Сырьжакенже, прошлое
Раиса быстро вышла из сарая, села около старухи и снова принялась вязать крапивные веники, которые должны будут отогнать порчу от тех бедолаг, на которых сама же бабка Абрамец ее и наведет.
– Да ты не колотись, – мягко сказала та. – Мое время, может, еще не сразу придет. Может, поживем еще.
– Да я что, да я ничего! – обрадовалась Раиса ее словам. – Я просто задумалась о том, что вы сказали – ну, про вашу дочку, мол, ее вам какая-то дева бросила.
– Не дева, а Ведява! – хмыкнула бабка Абрамец. – Хозяйка воды. Меня долго замуж никто не брал: мужиков и так мало у нас в деревне, а девок и покраше меня найдешь. Но мне пора уже было рожать. Годы идут! Как бы пустоцветом не помереть, а для нашей породы это невозможно. Обязательно кто-то нужен, кому силу можно передать! И вот появился тут один захожий-заезжий… Я во сне увидела, что у этого мужика порода такая же, как у меня, ну и затащила его на себя.
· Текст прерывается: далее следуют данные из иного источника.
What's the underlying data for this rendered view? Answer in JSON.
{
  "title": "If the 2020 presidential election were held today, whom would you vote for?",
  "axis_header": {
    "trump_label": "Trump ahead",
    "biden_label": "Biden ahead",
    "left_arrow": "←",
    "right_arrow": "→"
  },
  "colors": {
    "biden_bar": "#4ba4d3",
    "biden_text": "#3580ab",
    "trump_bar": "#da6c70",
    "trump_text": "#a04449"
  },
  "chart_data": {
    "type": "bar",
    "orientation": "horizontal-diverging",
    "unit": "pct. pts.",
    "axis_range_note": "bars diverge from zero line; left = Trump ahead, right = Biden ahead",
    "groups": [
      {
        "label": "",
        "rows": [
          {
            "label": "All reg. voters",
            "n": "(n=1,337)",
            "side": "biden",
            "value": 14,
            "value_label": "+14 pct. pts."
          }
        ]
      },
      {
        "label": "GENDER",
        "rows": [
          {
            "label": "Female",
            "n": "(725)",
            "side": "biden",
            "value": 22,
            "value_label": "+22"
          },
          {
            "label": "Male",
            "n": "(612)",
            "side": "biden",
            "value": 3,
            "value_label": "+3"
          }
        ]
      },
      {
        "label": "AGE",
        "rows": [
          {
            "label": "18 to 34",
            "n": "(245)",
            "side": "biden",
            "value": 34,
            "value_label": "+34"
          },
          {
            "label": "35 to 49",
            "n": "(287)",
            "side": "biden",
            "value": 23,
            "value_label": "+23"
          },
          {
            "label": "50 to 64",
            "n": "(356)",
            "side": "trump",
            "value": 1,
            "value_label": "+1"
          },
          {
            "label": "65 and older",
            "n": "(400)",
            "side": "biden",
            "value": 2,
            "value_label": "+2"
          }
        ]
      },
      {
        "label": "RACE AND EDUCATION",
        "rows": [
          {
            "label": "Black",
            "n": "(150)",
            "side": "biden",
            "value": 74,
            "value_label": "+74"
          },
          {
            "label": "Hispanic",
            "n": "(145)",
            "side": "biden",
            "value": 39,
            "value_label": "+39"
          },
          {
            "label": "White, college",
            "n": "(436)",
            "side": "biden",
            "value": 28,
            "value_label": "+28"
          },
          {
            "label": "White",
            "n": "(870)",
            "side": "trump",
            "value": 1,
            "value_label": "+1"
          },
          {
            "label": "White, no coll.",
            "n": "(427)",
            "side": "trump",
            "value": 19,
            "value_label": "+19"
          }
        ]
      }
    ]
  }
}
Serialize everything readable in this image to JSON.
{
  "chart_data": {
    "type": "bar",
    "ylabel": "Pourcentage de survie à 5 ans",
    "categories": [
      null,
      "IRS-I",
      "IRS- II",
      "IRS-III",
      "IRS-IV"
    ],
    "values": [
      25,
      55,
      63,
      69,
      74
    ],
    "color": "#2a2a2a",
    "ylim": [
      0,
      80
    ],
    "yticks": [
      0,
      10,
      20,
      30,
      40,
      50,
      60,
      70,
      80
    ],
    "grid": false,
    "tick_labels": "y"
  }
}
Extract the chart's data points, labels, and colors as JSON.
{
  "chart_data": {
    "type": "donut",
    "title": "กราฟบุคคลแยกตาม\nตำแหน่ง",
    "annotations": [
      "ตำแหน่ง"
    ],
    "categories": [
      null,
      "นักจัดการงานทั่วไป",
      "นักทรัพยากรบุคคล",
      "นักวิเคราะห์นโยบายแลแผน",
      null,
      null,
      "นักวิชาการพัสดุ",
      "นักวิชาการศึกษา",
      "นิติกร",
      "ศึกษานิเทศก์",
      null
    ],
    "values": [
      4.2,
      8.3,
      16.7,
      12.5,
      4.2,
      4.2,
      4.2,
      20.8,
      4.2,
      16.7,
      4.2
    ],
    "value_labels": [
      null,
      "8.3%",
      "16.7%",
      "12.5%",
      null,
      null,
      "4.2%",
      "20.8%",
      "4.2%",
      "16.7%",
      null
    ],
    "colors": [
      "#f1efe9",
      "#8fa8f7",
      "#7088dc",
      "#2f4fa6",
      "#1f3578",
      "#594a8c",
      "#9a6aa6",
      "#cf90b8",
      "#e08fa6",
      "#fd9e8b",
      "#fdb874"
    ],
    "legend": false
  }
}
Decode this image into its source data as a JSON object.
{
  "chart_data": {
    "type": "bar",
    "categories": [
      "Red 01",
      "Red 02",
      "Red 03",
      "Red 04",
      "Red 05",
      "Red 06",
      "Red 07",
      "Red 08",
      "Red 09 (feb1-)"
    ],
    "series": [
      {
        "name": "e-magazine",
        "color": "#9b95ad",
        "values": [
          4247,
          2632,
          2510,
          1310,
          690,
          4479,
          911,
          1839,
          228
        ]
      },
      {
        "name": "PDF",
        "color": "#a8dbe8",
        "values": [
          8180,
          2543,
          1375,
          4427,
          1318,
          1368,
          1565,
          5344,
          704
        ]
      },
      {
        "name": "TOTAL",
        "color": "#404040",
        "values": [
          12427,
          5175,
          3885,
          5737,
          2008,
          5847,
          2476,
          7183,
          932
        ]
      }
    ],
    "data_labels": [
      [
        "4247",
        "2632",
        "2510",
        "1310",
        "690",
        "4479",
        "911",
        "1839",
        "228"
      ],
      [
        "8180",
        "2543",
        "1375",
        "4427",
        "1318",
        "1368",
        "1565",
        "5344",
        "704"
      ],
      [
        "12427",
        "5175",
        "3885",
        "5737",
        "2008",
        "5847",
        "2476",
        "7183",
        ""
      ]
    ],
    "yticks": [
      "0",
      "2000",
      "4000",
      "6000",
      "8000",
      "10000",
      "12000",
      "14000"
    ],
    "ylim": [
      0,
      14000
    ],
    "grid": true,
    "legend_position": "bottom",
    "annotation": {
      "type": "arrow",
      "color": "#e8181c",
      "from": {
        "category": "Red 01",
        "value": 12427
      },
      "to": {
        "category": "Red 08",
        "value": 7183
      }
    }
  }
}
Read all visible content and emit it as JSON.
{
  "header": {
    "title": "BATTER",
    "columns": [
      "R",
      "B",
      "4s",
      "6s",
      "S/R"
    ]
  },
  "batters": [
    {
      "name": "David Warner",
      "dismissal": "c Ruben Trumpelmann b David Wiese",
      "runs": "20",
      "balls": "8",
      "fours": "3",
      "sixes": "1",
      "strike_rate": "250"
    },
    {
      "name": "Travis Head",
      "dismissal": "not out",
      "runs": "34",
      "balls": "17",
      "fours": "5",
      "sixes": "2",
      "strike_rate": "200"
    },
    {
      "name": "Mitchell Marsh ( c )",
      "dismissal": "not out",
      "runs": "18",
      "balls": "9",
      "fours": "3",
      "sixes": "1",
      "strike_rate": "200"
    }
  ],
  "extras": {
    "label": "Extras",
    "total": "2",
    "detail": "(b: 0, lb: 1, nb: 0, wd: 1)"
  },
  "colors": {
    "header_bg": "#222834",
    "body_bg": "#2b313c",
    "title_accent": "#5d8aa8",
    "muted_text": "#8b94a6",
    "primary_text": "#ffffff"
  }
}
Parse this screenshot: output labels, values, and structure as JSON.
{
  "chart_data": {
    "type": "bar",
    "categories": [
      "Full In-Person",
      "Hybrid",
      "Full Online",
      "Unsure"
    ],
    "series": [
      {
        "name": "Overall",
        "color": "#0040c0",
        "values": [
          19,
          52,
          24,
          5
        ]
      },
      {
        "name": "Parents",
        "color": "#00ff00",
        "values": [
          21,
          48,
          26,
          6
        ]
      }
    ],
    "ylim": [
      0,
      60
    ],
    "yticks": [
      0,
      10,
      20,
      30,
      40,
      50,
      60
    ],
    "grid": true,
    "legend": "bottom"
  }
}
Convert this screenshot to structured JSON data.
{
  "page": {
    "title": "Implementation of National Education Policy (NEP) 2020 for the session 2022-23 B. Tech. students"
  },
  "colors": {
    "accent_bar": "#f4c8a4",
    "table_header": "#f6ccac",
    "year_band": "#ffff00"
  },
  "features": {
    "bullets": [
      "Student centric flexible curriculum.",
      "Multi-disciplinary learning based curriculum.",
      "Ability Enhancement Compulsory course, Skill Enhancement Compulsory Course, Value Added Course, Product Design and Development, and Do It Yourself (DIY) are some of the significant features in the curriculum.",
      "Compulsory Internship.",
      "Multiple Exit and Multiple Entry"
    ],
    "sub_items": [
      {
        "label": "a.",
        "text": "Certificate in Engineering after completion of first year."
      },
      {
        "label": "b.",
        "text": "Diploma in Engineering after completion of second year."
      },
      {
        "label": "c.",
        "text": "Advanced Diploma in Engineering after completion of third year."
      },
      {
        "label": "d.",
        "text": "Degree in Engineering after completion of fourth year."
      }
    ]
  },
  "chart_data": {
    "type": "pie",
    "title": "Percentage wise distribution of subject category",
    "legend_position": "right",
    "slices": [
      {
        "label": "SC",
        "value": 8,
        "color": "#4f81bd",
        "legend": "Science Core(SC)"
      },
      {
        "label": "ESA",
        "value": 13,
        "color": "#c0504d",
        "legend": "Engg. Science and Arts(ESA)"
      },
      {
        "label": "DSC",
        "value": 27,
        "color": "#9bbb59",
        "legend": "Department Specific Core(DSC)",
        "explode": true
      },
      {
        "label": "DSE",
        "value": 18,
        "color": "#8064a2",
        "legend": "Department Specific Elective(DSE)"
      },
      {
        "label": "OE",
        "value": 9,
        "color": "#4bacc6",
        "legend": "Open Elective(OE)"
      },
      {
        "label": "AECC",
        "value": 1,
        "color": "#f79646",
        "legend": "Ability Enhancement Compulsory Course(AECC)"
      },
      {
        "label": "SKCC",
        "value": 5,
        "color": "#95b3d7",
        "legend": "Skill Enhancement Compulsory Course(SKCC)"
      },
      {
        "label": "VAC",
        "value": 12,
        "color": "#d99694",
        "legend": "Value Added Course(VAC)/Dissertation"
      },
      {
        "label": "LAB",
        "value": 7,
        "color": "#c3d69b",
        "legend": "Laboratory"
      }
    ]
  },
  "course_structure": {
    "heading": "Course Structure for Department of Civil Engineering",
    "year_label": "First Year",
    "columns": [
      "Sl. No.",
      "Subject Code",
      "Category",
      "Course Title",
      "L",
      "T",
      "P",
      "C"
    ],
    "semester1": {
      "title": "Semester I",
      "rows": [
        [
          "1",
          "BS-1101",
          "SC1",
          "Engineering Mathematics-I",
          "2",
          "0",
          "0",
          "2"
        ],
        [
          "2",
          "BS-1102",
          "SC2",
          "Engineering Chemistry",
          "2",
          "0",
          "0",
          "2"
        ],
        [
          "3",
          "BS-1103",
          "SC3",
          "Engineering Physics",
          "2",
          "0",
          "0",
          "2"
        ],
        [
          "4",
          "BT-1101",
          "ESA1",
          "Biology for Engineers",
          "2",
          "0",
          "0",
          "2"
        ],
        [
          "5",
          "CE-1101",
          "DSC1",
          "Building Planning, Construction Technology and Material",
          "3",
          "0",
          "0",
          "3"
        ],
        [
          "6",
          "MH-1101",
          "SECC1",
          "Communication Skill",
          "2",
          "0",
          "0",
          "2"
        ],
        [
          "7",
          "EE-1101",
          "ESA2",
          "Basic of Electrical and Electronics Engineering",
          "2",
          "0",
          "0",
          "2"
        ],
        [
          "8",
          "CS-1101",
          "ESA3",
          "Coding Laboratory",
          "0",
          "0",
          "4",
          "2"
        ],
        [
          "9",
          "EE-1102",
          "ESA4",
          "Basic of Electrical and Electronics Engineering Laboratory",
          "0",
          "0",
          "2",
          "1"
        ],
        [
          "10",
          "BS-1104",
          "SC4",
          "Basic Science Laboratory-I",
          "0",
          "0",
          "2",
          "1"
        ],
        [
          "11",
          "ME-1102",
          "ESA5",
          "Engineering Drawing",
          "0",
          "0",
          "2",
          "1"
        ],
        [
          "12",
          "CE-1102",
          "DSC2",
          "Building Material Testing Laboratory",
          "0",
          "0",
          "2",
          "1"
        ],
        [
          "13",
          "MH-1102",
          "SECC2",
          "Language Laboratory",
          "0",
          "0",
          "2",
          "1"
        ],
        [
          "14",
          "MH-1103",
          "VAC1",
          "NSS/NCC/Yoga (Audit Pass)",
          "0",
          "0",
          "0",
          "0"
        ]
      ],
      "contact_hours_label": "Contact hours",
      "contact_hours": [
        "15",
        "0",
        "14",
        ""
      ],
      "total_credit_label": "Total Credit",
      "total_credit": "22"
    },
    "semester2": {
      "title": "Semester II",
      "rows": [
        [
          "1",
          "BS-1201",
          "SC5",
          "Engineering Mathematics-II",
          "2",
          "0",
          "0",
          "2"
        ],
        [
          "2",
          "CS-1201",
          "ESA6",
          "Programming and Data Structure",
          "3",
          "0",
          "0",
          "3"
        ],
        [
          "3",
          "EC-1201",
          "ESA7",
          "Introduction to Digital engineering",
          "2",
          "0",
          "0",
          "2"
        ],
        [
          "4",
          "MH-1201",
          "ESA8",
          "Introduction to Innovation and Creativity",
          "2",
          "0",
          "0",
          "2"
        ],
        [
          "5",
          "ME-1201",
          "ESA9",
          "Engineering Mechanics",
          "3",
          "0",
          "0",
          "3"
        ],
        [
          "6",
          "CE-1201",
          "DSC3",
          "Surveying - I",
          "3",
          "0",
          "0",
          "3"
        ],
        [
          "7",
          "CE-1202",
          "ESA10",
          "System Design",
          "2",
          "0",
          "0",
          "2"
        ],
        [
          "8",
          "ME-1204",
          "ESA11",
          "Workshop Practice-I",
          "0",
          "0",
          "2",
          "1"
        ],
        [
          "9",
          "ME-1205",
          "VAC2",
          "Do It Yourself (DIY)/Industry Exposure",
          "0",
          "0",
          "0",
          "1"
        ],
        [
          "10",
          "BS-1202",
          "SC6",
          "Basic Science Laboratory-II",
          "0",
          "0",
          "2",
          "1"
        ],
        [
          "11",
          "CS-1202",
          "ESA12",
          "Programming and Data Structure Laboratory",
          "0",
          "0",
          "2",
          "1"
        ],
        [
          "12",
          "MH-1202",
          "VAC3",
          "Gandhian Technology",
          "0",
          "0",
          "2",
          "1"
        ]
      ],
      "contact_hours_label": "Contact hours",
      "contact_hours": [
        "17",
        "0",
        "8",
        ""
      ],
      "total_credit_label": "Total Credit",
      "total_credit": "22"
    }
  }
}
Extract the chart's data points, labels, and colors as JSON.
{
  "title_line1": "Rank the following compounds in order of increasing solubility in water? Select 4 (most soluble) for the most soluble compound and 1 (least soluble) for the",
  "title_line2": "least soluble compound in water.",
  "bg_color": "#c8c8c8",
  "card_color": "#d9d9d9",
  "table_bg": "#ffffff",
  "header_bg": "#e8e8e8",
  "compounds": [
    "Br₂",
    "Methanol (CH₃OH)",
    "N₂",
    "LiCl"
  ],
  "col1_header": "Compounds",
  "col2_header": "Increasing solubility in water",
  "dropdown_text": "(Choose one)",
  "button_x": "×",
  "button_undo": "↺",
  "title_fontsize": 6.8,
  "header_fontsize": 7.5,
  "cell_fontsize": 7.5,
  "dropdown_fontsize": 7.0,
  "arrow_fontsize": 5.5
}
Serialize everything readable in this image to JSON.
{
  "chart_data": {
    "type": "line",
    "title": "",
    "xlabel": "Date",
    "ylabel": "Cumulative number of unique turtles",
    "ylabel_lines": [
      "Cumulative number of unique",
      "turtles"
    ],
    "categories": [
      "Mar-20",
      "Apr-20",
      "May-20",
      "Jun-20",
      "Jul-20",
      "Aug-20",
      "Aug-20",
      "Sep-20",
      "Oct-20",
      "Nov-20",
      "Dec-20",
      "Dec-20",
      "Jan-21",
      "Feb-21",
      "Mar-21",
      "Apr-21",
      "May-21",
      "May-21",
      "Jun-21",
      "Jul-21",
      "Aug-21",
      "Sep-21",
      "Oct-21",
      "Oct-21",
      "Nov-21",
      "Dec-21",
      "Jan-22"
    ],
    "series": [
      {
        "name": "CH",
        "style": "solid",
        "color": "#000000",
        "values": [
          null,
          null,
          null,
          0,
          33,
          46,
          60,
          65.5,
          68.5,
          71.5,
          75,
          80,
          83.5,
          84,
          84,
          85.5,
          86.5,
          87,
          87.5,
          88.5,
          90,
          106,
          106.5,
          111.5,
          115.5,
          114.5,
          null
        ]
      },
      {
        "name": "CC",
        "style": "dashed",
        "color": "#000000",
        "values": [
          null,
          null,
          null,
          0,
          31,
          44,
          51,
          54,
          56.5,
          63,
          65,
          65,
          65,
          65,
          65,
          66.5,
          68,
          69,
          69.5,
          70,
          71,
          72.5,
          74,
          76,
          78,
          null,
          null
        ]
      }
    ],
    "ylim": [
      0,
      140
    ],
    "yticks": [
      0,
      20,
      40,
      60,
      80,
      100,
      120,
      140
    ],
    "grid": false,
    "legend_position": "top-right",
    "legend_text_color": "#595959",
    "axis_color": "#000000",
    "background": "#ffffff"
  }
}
– А какая у вас порода? – спросила Раиса, хотя на самом деле ей хотелось выспросить, как молодая бабка Абрамец затащила на себя этого захожего-заезжего. Раисиному уму было непостижимо, как можно по доброй воле заниматься с мужчиной тем, что с ней делали в хабаровской психушке Попов и Капитонов.
– Порода моя – содыця, по-нашему – колдуны да ведьмы, – пояснила бабка Абрамец. – Настоящим содыця сотворить эждямо, то есть парня к девке присушить, – делать нечего. Вытираешь платком со своего тела пот, выжимаешь платок в вино и бормочешь кое-какие слова. Какие – я тебе не скажу, еще запомнишь, но беда будет, коли неправильно выговоришь или не в час ляпнешь.